Lo otro, la pelea, no lo es. Es falsa y solo quiere mantenernos enfrentados.
De hecho repasando el video hay algunos mandatarios que tampoco se levantan. Y no pasa nada. Tiene importancia porque lo hace el rey de España y nuestra historia común dicta que hay que cuidar las sensibilidades de las relaciones diplomáticas con América Latina, unas sensibilidades que han ido cambiando cuando han cambiado las reivindicaciones y se habla más de indigenismo, se examina todo desde otro punto de vista.
El periódico español La Vanguardia publicaba hoy una foto del monarca levantado al paso de la espada. En el repaso del video que hice se puede ver a Felipe VI en pie para despedir al arma de Bolívar. Otro gesto que también ya está siendo analizado: ¿Se levanta porque se da cuenta de su error? ¿Se levanta porque el acto está terminando y aplaude en pie el nombramiento de Petro?
Quién sabe. Eso solo lo sabe su majestad.
Como tengo tendencia a pensar bien creo que este error se produce porque nadie avisa a Felipe VI de que tiene que levantarse. Así de sencillo. Un error de protocolo, de asesoría. Un rey menos tímido y dado a los gestos más fácilmente interpretables como su padre seguramente no habría tenido ese problema porque le habría salido de forma personal pero Felipe, su hijo, vive el protocolo según las normas del mismo y, si nadie le avisa, no es lo suficientemente espontáneo como para hacerlo por sí mismo.
Un rey, como el actual, que sabe que la monarquía española no pasa por su mejor momento, se acoge a lo que le diga el protocolo diplomático y, si este no está atento a estos detalles, de ninguna manera va a hacer algo que pueda malinterpretarse. Por desgracia, en esta ocasión, el intento de no gestualizar y de no expresarse ha acabado por dañarle y por generar una polémica.

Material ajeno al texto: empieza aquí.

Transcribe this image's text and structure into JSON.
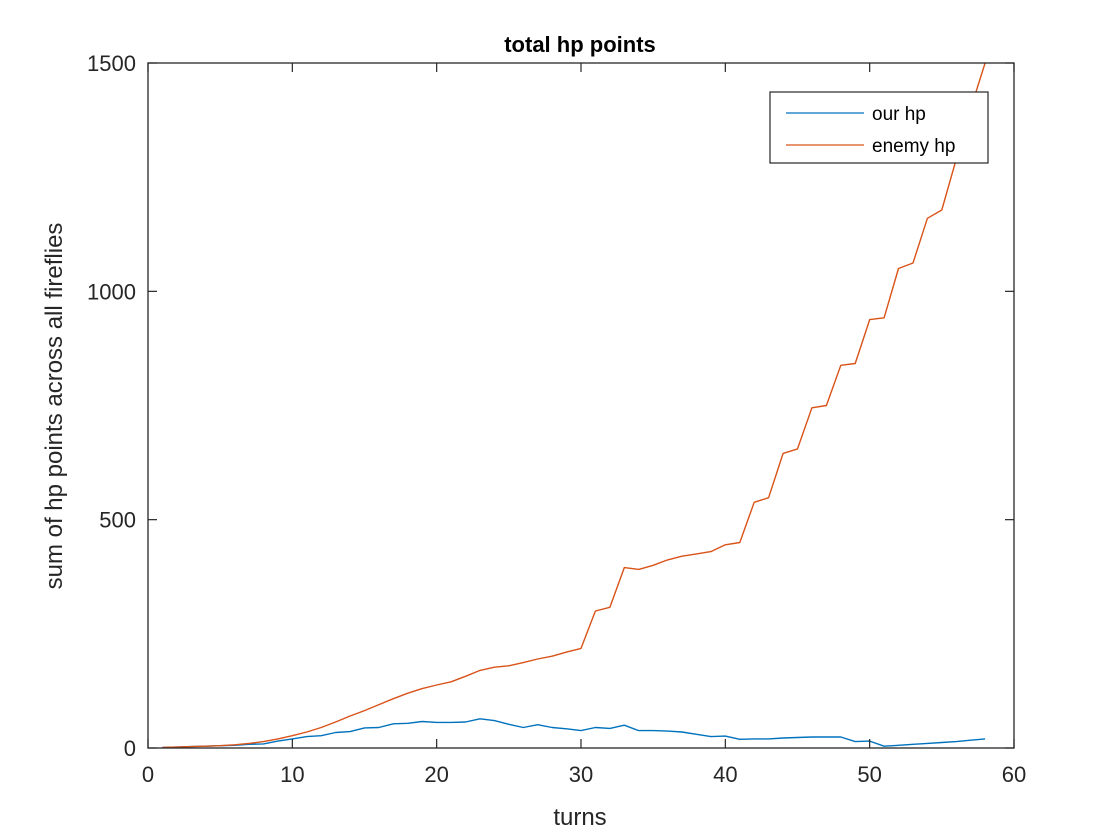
{
  "chart_data": {
    "type": "line",
    "title": "total hp points",
    "xlabel": "turns",
    "ylabel": "sum of hp points across all fireflies",
    "xlim": [
      0,
      60
    ],
    "ylim": [
      0,
      1500
    ],
    "xticks": [
      0,
      10,
      20,
      30,
      40,
      50,
      60
    ],
    "yticks": [
      0,
      500,
      1000,
      1500
    ],
    "xtick_labels": [
      "0",
      "10",
      "20",
      "30",
      "40",
      "50",
      "60"
    ],
    "ytick_labels": [
      "0",
      "500",
      "1000",
      "1500"
    ],
    "grid": false,
    "legend_position": "top-right",
    "series": [
      {
        "name": "our hp",
        "color": "#0072BD",
        "x": [
          1,
          2,
          3,
          4,
          5,
          6,
          7,
          8,
          9,
          10,
          11,
          12,
          13,
          14,
          15,
          16,
          17,
          18,
          19,
          20,
          21,
          22,
          23,
          24,
          25,
          26,
          27,
          28,
          29,
          30,
          31,
          32,
          33,
          34,
          35,
          36,
          37,
          38,
          39,
          40,
          41,
          42,
          43,
          44,
          45,
          46,
          47,
          48,
          49,
          50,
          51,
          52,
          53,
          54,
          55,
          56,
          57,
          58
        ],
        "y": [
          1,
          2,
          3,
          4,
          5,
          6,
          8,
          9,
          15,
          20,
          25,
          27,
          34,
          36,
          44,
          45,
          53,
          54,
          58,
          56,
          56,
          57,
          64,
          60,
          52,
          45,
          51,
          45,
          42,
          38,
          45,
          43,
          50,
          38,
          38,
          37,
          35,
          30,
          25,
          26,
          19,
          20,
          20,
          22,
          23,
          24,
          24,
          24,
          14,
          15,
          4,
          6,
          8,
          10,
          12,
          14,
          17,
          20
        ]
      },
      {
        "name": "enemy hp",
        "color": "#D95319",
        "x": [
          1,
          2,
          3,
          4,
          5,
          6,
          7,
          8,
          9,
          10,
          11,
          12,
          13,
          14,
          15,
          16,
          17,
          18,
          19,
          20,
          21,
          22,
          23,
          24,
          25,
          26,
          27,
          28,
          29,
          30,
          31,
          32,
          33,
          34,
          35,
          36,
          37,
          38,
          39,
          40,
          41,
          42,
          43,
          44,
          45,
          46,
          47,
          48,
          49,
          50,
          51,
          52,
          53,
          54,
          55,
          56,
          57,
          58
        ],
        "y": [
          1,
          2,
          3,
          4,
          5,
          7,
          10,
          14,
          20,
          27,
          35,
          45,
          57,
          70,
          82,
          95,
          108,
          120,
          130,
          138,
          145,
          157,
          170,
          177,
          180,
          187,
          195,
          201,
          210,
          218,
          300,
          308,
          395,
          391,
          400,
          412,
          420,
          425,
          430,
          445,
          450,
          538,
          548,
          645,
          655,
          745,
          750,
          838,
          842,
          938,
          942,
          1050,
          1062,
          1160,
          1178,
          1290,
          1400,
          1500
        ]
      }
    ]
  }
}
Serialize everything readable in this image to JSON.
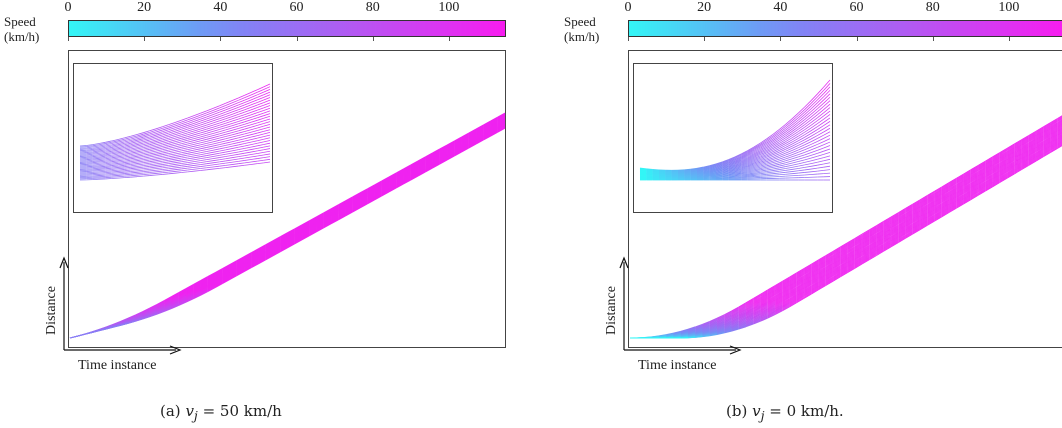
{
  "colorbar": {
    "title_line1": "Speed",
    "title_line2": "(km/h)",
    "ticks": [
      "0",
      "20",
      "40",
      "60",
      "80",
      "100"
    ],
    "tick_values": [
      0,
      20,
      40,
      60,
      80,
      100
    ],
    "range": [
      0,
      115
    ],
    "color_min": "#33f6f6",
    "color_max": "#f81cf0"
  },
  "axes": {
    "xlabel": "Time instance",
    "ylabel": "Distance"
  },
  "chart_data": [
    {
      "type": "line",
      "caption_prefix": "(a)",
      "caption_var": "v",
      "caption_sub": "j",
      "caption_rest": " = 50 km/h",
      "xlabel": "Time instance",
      "ylabel": "Distance",
      "initial_speed_kmh": 50,
      "final_speed_kmh": 110,
      "vehicle_count": 30,
      "has_inset": true
    },
    {
      "type": "line",
      "caption_prefix": "(b)",
      "caption_var": "v",
      "caption_sub": "j",
      "caption_rest": " = 0 km/h.",
      "xlabel": "Time instance",
      "ylabel": "Distance",
      "initial_speed_kmh": 0,
      "final_speed_kmh": 110,
      "vehicle_count": 30,
      "has_inset": true
    }
  ]
}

Ni una duda tiene este que escribe que habrá que esperar a la reacción diplomática colombiana que se expresará, si lo cree conveniente, en un sentido o en otro y que dará dimensión y una interpretación al gesto torpe de su majestad quitando o añadiendo hierro.
No tengo dudas tampoco sobre que esto se intentará mitigar con una visita oficial de rostro amable, con algún otro gesto de simpatía de la casa real marcada por el Ministerio de Asuntos Exteriores que es el que le dicta Don Felipe VI sus pasos.
Ustedes, queridos colombianos, mantengan la calma porque en España se les quiere (aunque hayamos metido en juicios a Shakira) y se les aprecia. Que nuestro Rey cometió un error y una metedura de pata pero que lo que nos une es mucho más profundo que lo que nos divide (si es que nos divide algo) y que el tiempo pondrá las cosas en su lugar. Por lo pronto disfruten y sean libres de ilusionarse con esta nueva etapa de la democracia colombiana, que se hagan reales los deseos expresados por Gustavo Petro de que acabe la división, de que caminemos todos en una nueva y buena dirección y que, como decimos en España, haya “salud y pesetas” para todos. Españoles y colombianos. Espero, de corazón, que algo del espíritu de la cumbia haya influido en nuestro jefe de Estado y que vuelva más ligero, menos tímido y más espontáneo. Si no se cumplen estos deseos míos, al menos, que haga suyas las palabras que su padre dijo cuando quiso ponerse en paz con los españoles: “Lo siento mucho. Me he equivocado. No volverá a ocurrir”.